Casa Bossi (1859)
dell'arch. Alessandro Antonelli
Foto di Livio G. Rossetti
È appena uscita la classifica del FAI denominata "I luoghi del cuore" alla quale hanno aderito 500 mila persone. Al secondo posto troviamo uno dei lavori dell'arch. Antonelli, sito quasi davanti alla celebre Cupola di San Gaudenzio, un monumento di mattoni tra i più alti al mondo, se non il primo, e secondo per notorietà solo alla Mole Antonelliana, alta 167,50 m, iniziata nel 1863 e terminata nel 1897 a cura del comune dopo la morte dell'architetto. Alessandro Antonelli era nato a Ghemme, dove il padre era notaio, il 14 luglio 1798, moriva a Torino il 18 ottobre 1888 e venne sepolto nel cimitero di Maggiora, paese di origine della famiglia. Fu professore di architettura all'Accademia Albertina di Belle Arti di Torino, deputato al Parlamento Subalpino, consigliere comunale a Torino e consigliere provinciale a Novara dove lavorò anche al Piano Regolatore della città.

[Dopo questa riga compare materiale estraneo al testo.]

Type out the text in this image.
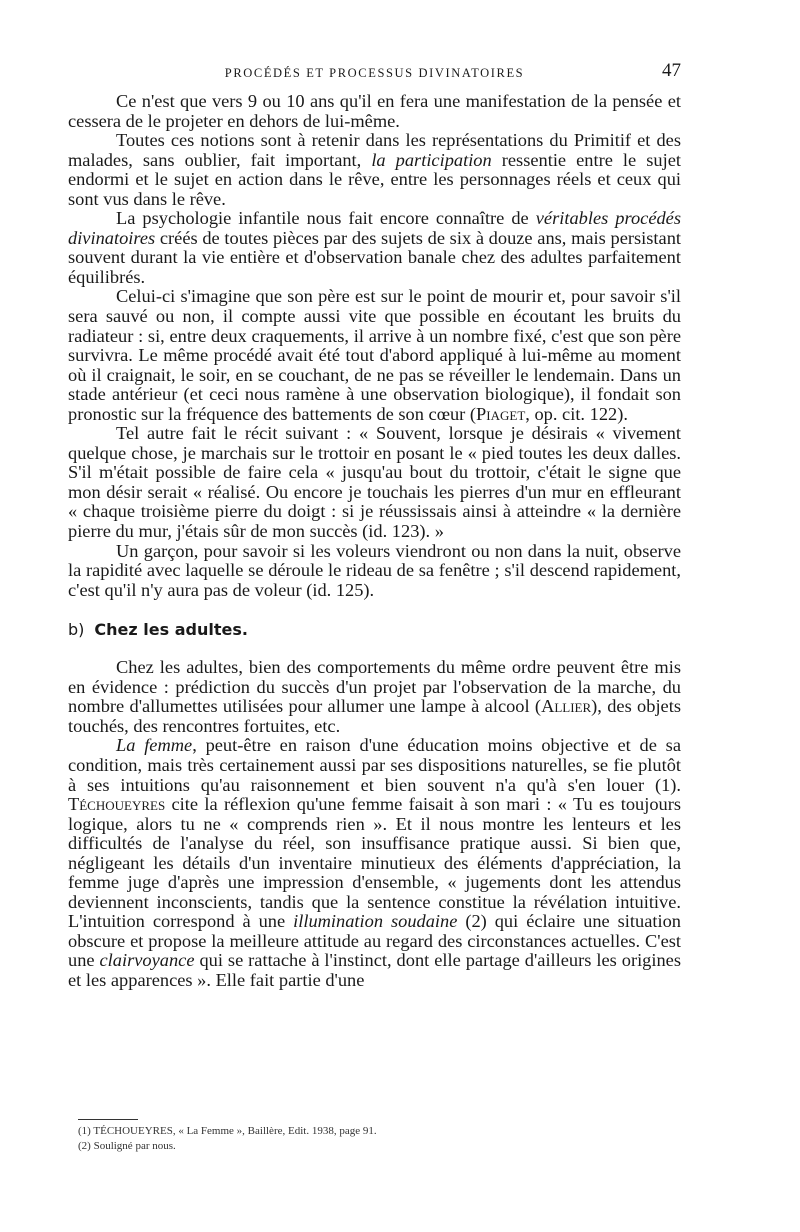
PROCÉDÉS ET PROCESSUS DIVINATOIRES	47

Ce n'est que vers 9 ou 10 ans qu'il en fera une manifestation de la pensée et cessera de le projeter en dehors de lui-même.

Toutes ces notions sont à retenir dans les représentations du Primitif et des malades, sans oublier, fait important, la participation ressentie entre le sujet endormi et le sujet en action dans le rêve, entre les personnages réels et ceux qui sont vus dans le rêve.

La psychologie infantile nous fait encore connaître de véritables procédés divinatoires créés de toutes pièces par des sujets de six à douze ans, mais persistant souvent durant la vie entière et d'observation banale chez des adultes parfaitement équilibrés.

Celui-ci s'imagine que son père est sur le point de mourir et, pour savoir s'il sera sauvé ou non, il compte aussi vite que possible en écoutant les bruits du radiateur : si, entre deux craquements, il arrive à un nombre fixé, c'est que son père survivra. Le même procédé avait été tout d'abord appliqué à lui-même au moment où il craignait, le soir, en se couchant, de ne pas se réveiller le lendemain. Dans un stade antérieur (et ceci nous ramène à une observation biologique), il fondait son pronostic sur la fréquence des battements de son cœur (Piaget, op. cit. 122).

Tel autre fait le récit suivant : « Souvent, lorsque je désirais « vivement quelque chose, je marchais sur le trottoir en posant le « pied toutes les deux dalles. S'il m'était possible de faire cela « jusqu'au bout du trottoir, c'était le signe que mon désir serait « réalisé. Ou encore je touchais les pierres d'un mur en effleurant « chaque troisième pierre du doigt : si je réussissais ainsi à atteindre « la dernière pierre du mur, j'étais sûr de mon succès (id. 123). »

Un garçon, pour savoir si les voleurs viendront ou non dans la nuit, observe la rapidité avec laquelle se déroule le rideau de sa fenêtre ; s'il descend rapidement, c'est qu'il n'y aura pas de voleur (id. 125).

b) Chez les adultes.

Chez les adultes, bien des comportements du même ordre peuvent être mis en évidence : prédiction du succès d'un projet par l'observation de la marche, du nombre d'allumettes utilisées pour allumer une lampe à alcool (Allier), des objets touchés, des rencontres fortuites, etc.

La femme, peut-être en raison d'une éducation moins objective et de sa condition, mais très certainement aussi par ses dispositions naturelles, se fie plutôt à ses intuitions qu'au raisonnement et bien souvent n'a qu'à s'en louer (1). Téchoueyres cite la réflexion qu'une femme faisait à son mari : « Tu es toujours logique, alors tu ne « comprends rien ». Et il nous montre les lenteurs et les difficultés de l'analyse du réel, son insuffisance pratique aussi. Si bien que, négligeant les détails d'un inventaire minutieux des éléments d'appréciation, la femme juge d'après une impression d'ensemble, « jugements dont les attendus deviennent inconscients, tandis que la sentence constitue la révélation intuitive. L'intuition correspond à une illumination soudaine (2) qui éclaire une situation obscure et propose la meilleure attitude au regard des circonstances actuelles. C'est une clairvoyance qui se rattache à l'instinct, dont elle partage d'ailleurs les origines et les apparences ». Elle fait partie d'une

(1) TÉCHOUEYRES, « La Femme », Baillère, Edit. 1938, page 91.
(2) Souligné par nous.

A Novara il monumento più importante è la cupola della basilica di San Gaudenzio, terminata nel 1887. Interamente costruita in mattoni è alta 121 m. Ebbe anche l'incarico di ristrutturare il duomo, trasformato completamente dall'Antonelli passando da un edificio romanico ad una costruzione neoclassica inaugurata nel 1868, lavorò pure nella parte nuova dell'Ospedale Maggiore, sul fianco della chiesa. Altro lavoro importante fu casa Bossi, uno dei migliori esempi di architettura civile ottocentesca. Nella primavera del 2010 ho visitato il pian terreno di casa Bossi durante una delle varie aperture a cura del comitato sorto per la tutela e valorizzazione di questo notevole esempio di abitazione borghese.
Vedi anche il video di Giuseppe Galliano all'indirizzo http://www.giuseppegalliano.com/content/view/655/26/lang,it/.
Galliano dichiara "Novara: Casa Bossi e Alessandro Antonelli (2011) un documentario sulla storia di Casa Bossi e di Alessandro Antonelli. Il nostro contributo all'iniziativa Registi per Casa Bossi del Comitato di amore per Casa Bossi...Abbiamo scelto di produrre un documentario per lasciare uno strumento di divulgazione che possa servire al Comitato di amore per Casa Bossi anche dopo la chiusura dell’iniziativa."